An update on the March 1 MCS rally from Peter Evans, Convenor of the SA Task Force on MCS
What does it take for local Councils to start paying attention to the health problems associated with the herbicides they use for weed control? Recently, every one of the 18 elected Port Adelaide Enfield Councillors was e-mailed inviting them to attend the MCS public health rally on March 1. Not one single Councillor has bothered to respond to accept the invitation or to apologise for being unable to attend. The Council CEO and the new Mayor have also been e-mailed asking them for a few minutes to discuss the herbicide problem but neither have replied.
In a Messenger press article about the resident with MCS who was recently forced out of her home by herbicide, a Council representative was reported to have said that “the Council would not stop using Roundup”. The representative also seems to be oblivious to the numerous times Council’s No-Spray Register has regularly failed to notify MCS residents of herbicide spray activity. You can read the full article here (Peter, please add a link to the Messenger article, which is attached.)
And this indifference to the herbicide problem goes right to the top of the local government structure. The MCS Reference Group recommended by the Parliamentary Inquiry into MCS is supposed to be responsible for developing No-Spray Registers so that local Councils can identify people with MCS in the community. But the MCS Reference Group can’t be properly formed because the Local Government Association has continually failed to nominate representatives to the Group.

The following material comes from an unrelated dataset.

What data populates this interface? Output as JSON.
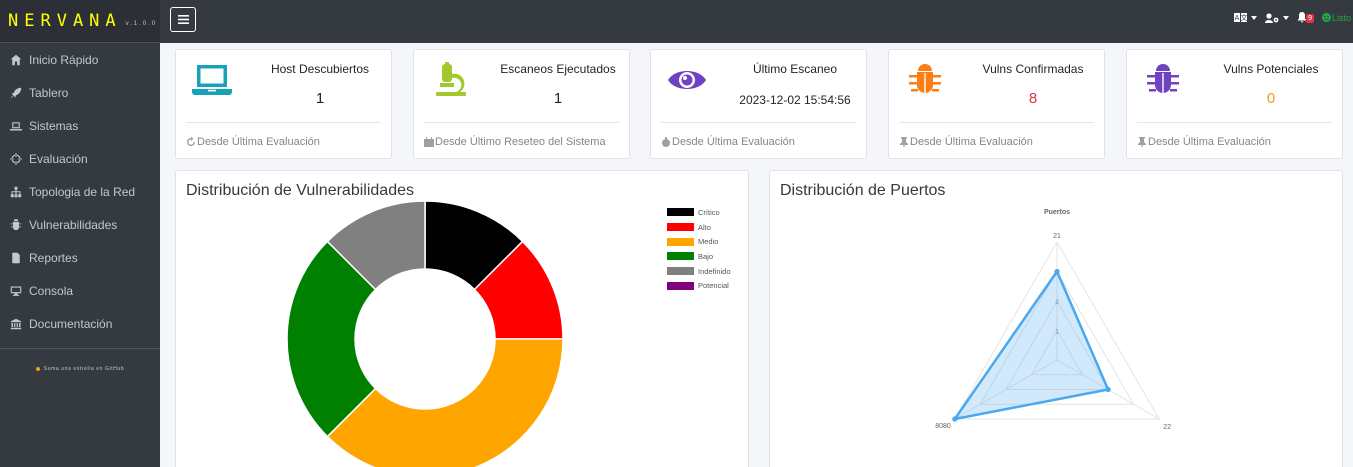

Correspondence on this matter from the Task Force on MCS to the President of the Local Government Association has simply been ignored.
Council’s hypocrisy on this environmental public health issue is astounding. Recently Port Adelaide Enfield Councillors strongly criticised the state’s Environment Protection Agency for not properly monitoring industrial pollution in the Council area. They have also proposed a ban on smoking at bus stops. And this is all good stuff. But when it comes to looking in their own back yard about the serious public health problems they are causing with herbicides they seem to have their heads firmly stuck in the sand.
Let’s see if we can start changing this attitude of indifference at local Councils with a good crowd turning up at the MCS public health rally, which will be held on Thursday 1st March between 12 pm and 1 pm at Port Adelaide Enfield Civic Centre, 163 St Vincent Street, Port Adelaide. There is plenty of parking at the rear of the building.
If we don’t get out and make our voices heard on this issue we will simply continue to be ignored.